Acima temos, à esquerda, uma árvore,
e à direita, um olho.
Parece estranho.
Por que temos árvore e olho
ou madeira e visão juntos na palavra
que significa sentir falta de alguém?
Para descobrir isso, temos que voltar
uns três mil anos de história,
e consultar no livro
do oráculo chinês, "I Ching",
que é chamado também
de "O Livro das Mutações".
Tenho certeza que já ouviram falar dele,
ou alguns de vocês.
Há uma frase nele, bem banal
e combina essas duas palavras.
A frase é mais ou menos assim:
"O que mais podemos ver
na Terra são árvores."
É uma frase bastante banal.
Mas desde a escrita dessa frase,
os dois caracteres se combinam
em diferentes palavras chinesas
para obter o significado de "ver".
Se lembrarem disso,
podemos olhar para este caractere
e pensar numa história.
Basicamente, no meu coração,
penso em alguém,
sinto falta dessa pessoa.
Me levanto, vou à janela e olho para fora,
na esperança de ver esta pessoa,
mas tudo que vejo são árvores.
Antes de passar ao próximo caractere,
quero falar sobre outra coisa: memória.
A memória é muito importante
na conexão entre pensamento e língua,
e notei, enquanto estudava
chinês intensamente,
que minha memória começou a mudar.
Comecei a ter memória fotográfica.
Quer dizer que quando lembrava
das palavras,
me recordava do modo
como as via na página.
Isso é algo que não conseguia fazer antes.

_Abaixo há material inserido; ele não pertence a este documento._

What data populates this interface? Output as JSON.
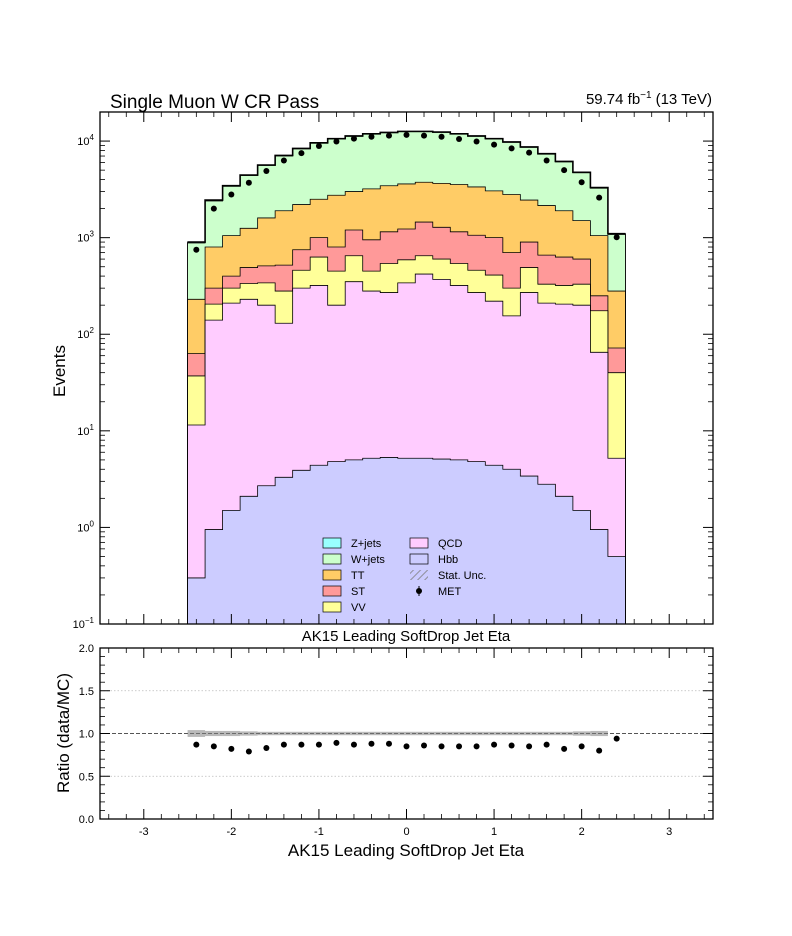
{
  "chart_data": [
    {
      "type": "bar",
      "subtype": "stacked-histogram",
      "title": "Single Muon W CR Pass",
      "lumi_label": "59.74 fb",
      "lumi_exponent": "−1",
      "energy_label": "(13 TeV)",
      "ylabel": "Events",
      "xlabel": "AK15 Leading SoftDrop Jet Eta",
      "yscale": "log",
      "ylim": [
        0.1,
        20000
      ],
      "xlim": [
        -3.5,
        3.5
      ],
      "y_ticks": [
        {
          "base": "10",
          "exp": "−1",
          "value": 0.1
        },
        {
          "base": "10",
          "exp": "0",
          "value": 1
        },
        {
          "base": "10",
          "exp": "1",
          "value": 10
        },
        {
          "base": "10",
          "exp": "2",
          "value": 100
        },
        {
          "base": "10",
          "exp": "3",
          "value": 1000
        },
        {
          "base": "10",
          "exp": "4",
          "value": 10000
        }
      ],
      "bin_edges": [
        -2.5,
        -2.3,
        -2.1,
        -1.9,
        -1.7,
        -1.5,
        -1.3,
        -1.1,
        -0.9,
        -0.7,
        -0.5,
        -0.3,
        -0.1,
        0.1,
        0.3,
        0.5,
        0.7,
        0.9,
        1.1,
        1.3,
        1.5,
        1.7,
        1.9,
        2.1,
        2.3,
        2.5
      ],
      "series_cumulative": [
        {
          "name": "Hbb",
          "color": "#ccccff",
          "values": [
            0.3,
            0.95,
            1.5,
            2.1,
            2.7,
            3.3,
            3.9,
            4.4,
            4.8,
            5.0,
            5.2,
            5.3,
            5.2,
            5.2,
            5.1,
            5.0,
            4.8,
            4.4,
            4.0,
            3.4,
            2.8,
            2.1,
            1.5,
            0.95,
            0.5
          ]
        },
        {
          "name": "QCD",
          "color": "#ffccff",
          "values": [
            11.5,
            140,
            210,
            230,
            200,
            130,
            300,
            320,
            200,
            350,
            280,
            270,
            340,
            420,
            370,
            320,
            270,
            220,
            155,
            270,
            210,
            205,
            200,
            65,
            5.2
          ]
        },
        {
          "name": "VV",
          "color": "#ffff99",
          "values": [
            37,
            205,
            300,
            335,
            340,
            280,
            460,
            630,
            450,
            650,
            450,
            540,
            590,
            650,
            600,
            540,
            460,
            410,
            300,
            490,
            330,
            320,
            330,
            175,
            40
          ]
        },
        {
          "name": "ST",
          "color": "#ff9999",
          "values": [
            63,
            300,
            400,
            490,
            510,
            520,
            750,
            1000,
            800,
            1200,
            950,
            1150,
            1230,
            1450,
            1280,
            1150,
            1060,
            1000,
            700,
            900,
            660,
            630,
            600,
            250,
            72
          ]
        },
        {
          "name": "TT",
          "color": "#ffcc66",
          "values": [
            230,
            800,
            1050,
            1250,
            1600,
            1900,
            2200,
            2500,
            2750,
            3000,
            3200,
            3450,
            3600,
            3750,
            3650,
            3550,
            3350,
            3050,
            2800,
            2450,
            2150,
            1900,
            1500,
            1050,
            280
          ]
        },
        {
          "name": "W+jets",
          "color": "#ccffcc",
          "values": [
            880,
            2400,
            3400,
            4400,
            5600,
            7000,
            8300,
            9500,
            10500,
            11200,
            11800,
            12200,
            12500,
            12500,
            12300,
            11800,
            11200,
            10500,
            9700,
            8600,
            7300,
            6100,
            4700,
            3250,
            1080
          ]
        },
        {
          "name": "Z+jets",
          "color": "#99ffff",
          "values": [
            900,
            2450,
            3450,
            4450,
            5650,
            7100,
            8400,
            9600,
            10600,
            11300,
            11900,
            12300,
            12600,
            12600,
            12400,
            11900,
            11300,
            10600,
            9800,
            8700,
            7400,
            6150,
            4750,
            3300,
            1100
          ]
        }
      ],
      "data_points": {
        "name": "MET",
        "x": [
          -2.4,
          -2.2,
          -2.0,
          -1.8,
          -1.6,
          -1.4,
          -1.2,
          -1.0,
          -0.8,
          -0.6,
          -0.4,
          -0.2,
          0.0,
          0.2,
          0.4,
          0.6,
          0.8,
          1.0,
          1.2,
          1.4,
          1.6,
          1.8,
          2.0,
          2.2,
          2.4
        ],
        "y": [
          750,
          2000,
          2800,
          3700,
          4900,
          6300,
          7500,
          8900,
          9900,
          10600,
          11100,
          11400,
          11600,
          11400,
          11100,
          10500,
          9900,
          9200,
          8400,
          7600,
          6300,
          5000,
          3750,
          2600,
          1010
        ]
      },
      "legend": {
        "placement": "lower-center",
        "left_column": [
          {
            "label": "Z+jets",
            "color": "#99ffff",
            "kind": "box"
          },
          {
            "label": "W+jets",
            "color": "#ccffcc",
            "kind": "box"
          },
          {
            "label": "TT",
            "color": "#ffcc66",
            "kind": "box"
          },
          {
            "label": "ST",
            "color": "#ff9999",
            "kind": "box"
          },
          {
            "label": "VV",
            "color": "#ffff99",
            "kind": "box"
          }
        ],
        "right_column": [
          {
            "label": "QCD",
            "color": "#ffccff",
            "kind": "box"
          },
          {
            "label": "Hbb",
            "color": "#ccccff",
            "kind": "box"
          },
          {
            "label": "Stat. Unc.",
            "color": "#808080",
            "kind": "hatch"
          },
          {
            "label": "MET",
            "color": "#000000",
            "kind": "marker"
          }
        ]
      },
      "grid": false
    },
    {
      "type": "scatter",
      "ylabel": "Ratio (data/MC)",
      "xlabel": "AK15 Leading SoftDrop Jet Eta",
      "ylim": [
        0,
        2
      ],
      "xlim": [
        -3.5,
        3.5
      ],
      "y_ticks": [
        "0.0",
        "0.5",
        "1.0",
        "1.5",
        "2.0"
      ],
      "y_tick_values": [
        0,
        0.5,
        1.0,
        1.5,
        2.0
      ],
      "x_ticks": [
        "-3",
        "-2",
        "-1",
        "0",
        "1",
        "2",
        "3"
      ],
      "x_tick_values": [
        -3,
        -2,
        -1,
        0,
        1,
        2,
        3
      ],
      "reference_line": 1.0,
      "grid": "horizontal-dotted",
      "x": [
        -2.4,
        -2.2,
        -2.0,
        -1.8,
        -1.6,
        -1.4,
        -1.2,
        -1.0,
        -0.8,
        -0.6,
        -0.4,
        -0.2,
        0.0,
        0.2,
        0.4,
        0.6,
        0.8,
        1.0,
        1.2,
        1.4,
        1.6,
        1.8,
        2.0,
        2.2,
        2.4
      ],
      "y": [
        0.87,
        0.85,
        0.82,
        0.79,
        0.83,
        0.87,
        0.87,
        0.87,
        0.89,
        0.87,
        0.88,
        0.88,
        0.85,
        0.86,
        0.85,
        0.85,
        0.85,
        0.87,
        0.86,
        0.85,
        0.87,
        0.82,
        0.85,
        0.8,
        0.94
      ],
      "stat_unc_band": {
        "color": "#808080",
        "x_range": [
          -2.5,
          2.3
        ],
        "half_width": [
          0.04,
          0.03,
          0.03,
          0.025,
          0.02,
          0.02,
          0.02,
          0.02,
          0.02,
          0.02,
          0.02,
          0.02,
          0.02,
          0.02,
          0.02,
          0.02,
          0.02,
          0.02,
          0.02,
          0.02,
          0.02,
          0.02,
          0.025,
          0.03
        ]
      }
    }
  ]
}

Outro fato foi que, quando comecei
a sonhar em chinês,
isto aconteceu um ano depois
que fui estudar e morar na China,
comecei a ter
um cenário onírico diferente,
que sentia e via de forma diferente
em meus sonhos.
Esses são apenas exemplos diferentes
do processo neurológico e psicológico
que ocorre no nosso cérebro
quando aprendemos uma nova língua.
Cientistas pesquisaram muito sobre isso,
e foi descoberto que a língua
é o fundamento da nossa memória.
Então quando aprendemos uma nova língua,
na verdade, aprendemos um novo modo
de nos lembrarmos das coisas,
e também temos uma nova perspectiva
dessa recordação.
O próximo caractere que quero apresentar
é um sobre individualidade
porque significa "eu" ou "mim".
E antes de explicá-lo, quero perguntar --
Pensem nisso: por que a China tem --
por que os pesquisadores,
cientistas e artistas chineses
ganharam poucos Prêmios Nobel?
Porque a verdade é que a China
ganhou poucos Prêmios Nobel
em relação ao tamanho de sua população.
Dá para contar nos dedos.
Por que isso acontece?
Será que a China não é um país inovador?
Longe disso. Há uma outra razão.
Vou dar um exemplo: nos anos 60,
uma equipe de pesquisadores chineses
desenvolveram um novo modo
de produzir insulina sintética
e eles deveriam ter sido nomeados
para o Prêmio Nobel.
O Comitê do Prêmio Nobel pediu
ao instituto chinês
que enviasse os nomes exatos
dos pesquisadores
que fizeram a descoberta.
O Comitê do Prêmio Nobel
recebeu uma lista com 230 nomes.
Era todo mundo do instituto de pesquisa,
do diretor à ajudante de limpeza.
(Risos)
Por isso, eles não foram nomeados
e não ganharam.
Mas isto é uma perspectiva diferente
sobre realização individual,
e como realização individual
contribui para o grupo.
Podemos encontrar isso ainda hoje
no contexto político, por exemplo,
quando a harmonia é enfatizada.
Ou encontramos isso no contexto científico
sobre a dificuldade dos direitos
da propriedade intelectual
serem implantados na China.
Em essência, esse símbolo reflete
as linhas de pensamento
porque está composto por dois caracteres:
à esquerda, temos uma mão
que está agarrando,
à direita, não sei se reconhecem,
um machado,
pois um machado pode ser uma arma,
mas também um instrumento, uma ferramenta.
Interpreto esse símbolo
como um indivíduo, eu,
sendo alguém que contribui para o grupo,
seja trabalhando com ele ou protegendo-o.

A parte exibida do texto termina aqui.